Tales From The Stark Side: Kitzbuehel Lives Up To Hype
My blog guru here at the Star, Spencer, has suggested I write here and there about my experiences over the years. So please consider this the first installment of Tales From The Stark Side …
Spent four years spent covering Canada’s Olympic athletes overseas in the ‘80s and there was never really another event that matched the Hahnenkamm Downhill in Kitzbuehel, Austria. That was on and off the Streif course.
There are the awful crashes through the years that have helped build Kitzbuehel’s reputation.

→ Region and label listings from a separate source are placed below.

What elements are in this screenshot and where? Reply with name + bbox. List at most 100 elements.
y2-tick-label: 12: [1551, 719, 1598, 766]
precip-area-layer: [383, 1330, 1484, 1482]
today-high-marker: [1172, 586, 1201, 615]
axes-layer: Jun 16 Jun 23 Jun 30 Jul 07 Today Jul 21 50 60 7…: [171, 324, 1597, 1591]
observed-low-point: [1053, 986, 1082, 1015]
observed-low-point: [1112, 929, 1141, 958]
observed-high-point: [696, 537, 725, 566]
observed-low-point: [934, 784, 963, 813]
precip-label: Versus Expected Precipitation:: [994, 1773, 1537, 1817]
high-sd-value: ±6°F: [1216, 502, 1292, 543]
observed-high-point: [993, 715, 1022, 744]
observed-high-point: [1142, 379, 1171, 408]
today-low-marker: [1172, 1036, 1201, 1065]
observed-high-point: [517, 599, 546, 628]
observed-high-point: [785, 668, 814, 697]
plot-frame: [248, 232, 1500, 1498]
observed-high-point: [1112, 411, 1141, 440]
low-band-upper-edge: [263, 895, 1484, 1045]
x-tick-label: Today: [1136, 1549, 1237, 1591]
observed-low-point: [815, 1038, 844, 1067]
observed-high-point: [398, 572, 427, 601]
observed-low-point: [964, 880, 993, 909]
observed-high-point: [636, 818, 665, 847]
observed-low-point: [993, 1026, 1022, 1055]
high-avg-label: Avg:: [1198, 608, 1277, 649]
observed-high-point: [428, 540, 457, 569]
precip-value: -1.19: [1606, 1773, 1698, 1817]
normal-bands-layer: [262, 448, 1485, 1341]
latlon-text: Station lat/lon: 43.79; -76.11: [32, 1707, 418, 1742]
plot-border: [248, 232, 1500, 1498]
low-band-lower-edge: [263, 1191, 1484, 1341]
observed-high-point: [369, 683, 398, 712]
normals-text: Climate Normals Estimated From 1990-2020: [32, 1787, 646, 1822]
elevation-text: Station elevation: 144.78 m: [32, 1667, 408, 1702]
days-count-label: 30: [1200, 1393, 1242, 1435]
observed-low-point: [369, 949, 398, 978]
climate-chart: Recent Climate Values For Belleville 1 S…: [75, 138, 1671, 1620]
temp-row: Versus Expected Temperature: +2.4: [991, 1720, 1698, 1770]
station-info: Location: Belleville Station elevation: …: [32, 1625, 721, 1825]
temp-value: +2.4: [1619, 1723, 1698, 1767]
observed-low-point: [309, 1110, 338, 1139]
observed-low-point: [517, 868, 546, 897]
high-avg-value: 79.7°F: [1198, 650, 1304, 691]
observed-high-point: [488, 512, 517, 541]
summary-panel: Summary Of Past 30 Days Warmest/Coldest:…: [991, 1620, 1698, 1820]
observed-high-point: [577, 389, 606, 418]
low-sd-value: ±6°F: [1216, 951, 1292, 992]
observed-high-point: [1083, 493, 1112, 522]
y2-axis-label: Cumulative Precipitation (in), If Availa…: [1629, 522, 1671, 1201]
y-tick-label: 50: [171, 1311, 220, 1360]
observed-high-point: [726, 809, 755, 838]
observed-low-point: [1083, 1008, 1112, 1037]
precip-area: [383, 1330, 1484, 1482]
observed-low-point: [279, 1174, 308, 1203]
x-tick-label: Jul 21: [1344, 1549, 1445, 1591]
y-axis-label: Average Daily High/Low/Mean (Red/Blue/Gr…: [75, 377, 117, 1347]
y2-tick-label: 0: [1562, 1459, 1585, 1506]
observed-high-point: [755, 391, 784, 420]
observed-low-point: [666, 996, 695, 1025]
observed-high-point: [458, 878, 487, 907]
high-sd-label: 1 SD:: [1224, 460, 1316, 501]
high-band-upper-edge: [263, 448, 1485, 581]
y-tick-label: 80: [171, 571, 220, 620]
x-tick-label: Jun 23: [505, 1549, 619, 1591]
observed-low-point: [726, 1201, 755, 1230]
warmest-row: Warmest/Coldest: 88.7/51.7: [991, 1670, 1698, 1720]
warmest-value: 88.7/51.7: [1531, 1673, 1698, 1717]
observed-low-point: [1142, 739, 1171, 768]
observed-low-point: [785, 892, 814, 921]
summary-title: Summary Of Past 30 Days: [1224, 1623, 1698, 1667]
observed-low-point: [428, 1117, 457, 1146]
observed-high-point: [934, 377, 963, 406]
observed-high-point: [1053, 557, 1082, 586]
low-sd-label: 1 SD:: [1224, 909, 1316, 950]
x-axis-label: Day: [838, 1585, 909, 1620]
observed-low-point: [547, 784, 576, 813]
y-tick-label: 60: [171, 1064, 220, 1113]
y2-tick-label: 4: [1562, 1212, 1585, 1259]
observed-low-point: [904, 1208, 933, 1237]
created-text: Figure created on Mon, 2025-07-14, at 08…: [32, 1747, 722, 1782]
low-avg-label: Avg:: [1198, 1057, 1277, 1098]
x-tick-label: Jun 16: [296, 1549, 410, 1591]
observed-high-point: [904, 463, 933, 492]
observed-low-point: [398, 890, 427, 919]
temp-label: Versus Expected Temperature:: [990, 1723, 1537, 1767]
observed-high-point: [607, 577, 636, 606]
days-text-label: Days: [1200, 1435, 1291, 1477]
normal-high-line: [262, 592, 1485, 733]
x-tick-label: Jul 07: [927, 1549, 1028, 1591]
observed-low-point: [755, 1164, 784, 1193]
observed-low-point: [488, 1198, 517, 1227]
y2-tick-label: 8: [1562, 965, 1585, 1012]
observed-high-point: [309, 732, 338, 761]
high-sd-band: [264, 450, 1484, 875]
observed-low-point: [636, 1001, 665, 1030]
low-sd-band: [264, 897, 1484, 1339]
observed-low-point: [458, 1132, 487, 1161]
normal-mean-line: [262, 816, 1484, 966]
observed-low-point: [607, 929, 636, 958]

This year, it was Swiss skier Daniel Albrecht, who is in a medically induced coma after suffering head and lung injuries from a crash in training for tomorrow's race. (See it live on cbc.ca/sports at 5:15 a.m.)
My wife, also a journalist, and I travelled on the World Cup circuit together. We were there when Todd Brooker had his horrific head-over-heels crash that ended his career in 1987. She was standing at the bottom of the hill next to Brooker’s wife, Lisa, who was convinced she’d just become a widow.
But Brooker, now an analyst for CBC (and a very fine one at that), survived that crash – and with his sense of humor intact.
When he saw Lisa, he said through bloodied and swollen lips:
“Is my nose as big as your father’s?”
Just as infamous as the race is the party that follows at the Londoner Pub, where skiers take over behind the bar and let loose as only those who’ve confronted some of their greatest fears and survived can. The owners provide a huge cache of free champagne – a tradition started when the Crazy Canucks began winning the Hahnenkamm – and most of it is sprayed all over the place. Ditto for the beer, actually.
One year an American skier blew out his knee jumping off the bar.
Indeed, a dangerous place on and off the course. I've been warned off telling my own personal experience of that with the Londoner.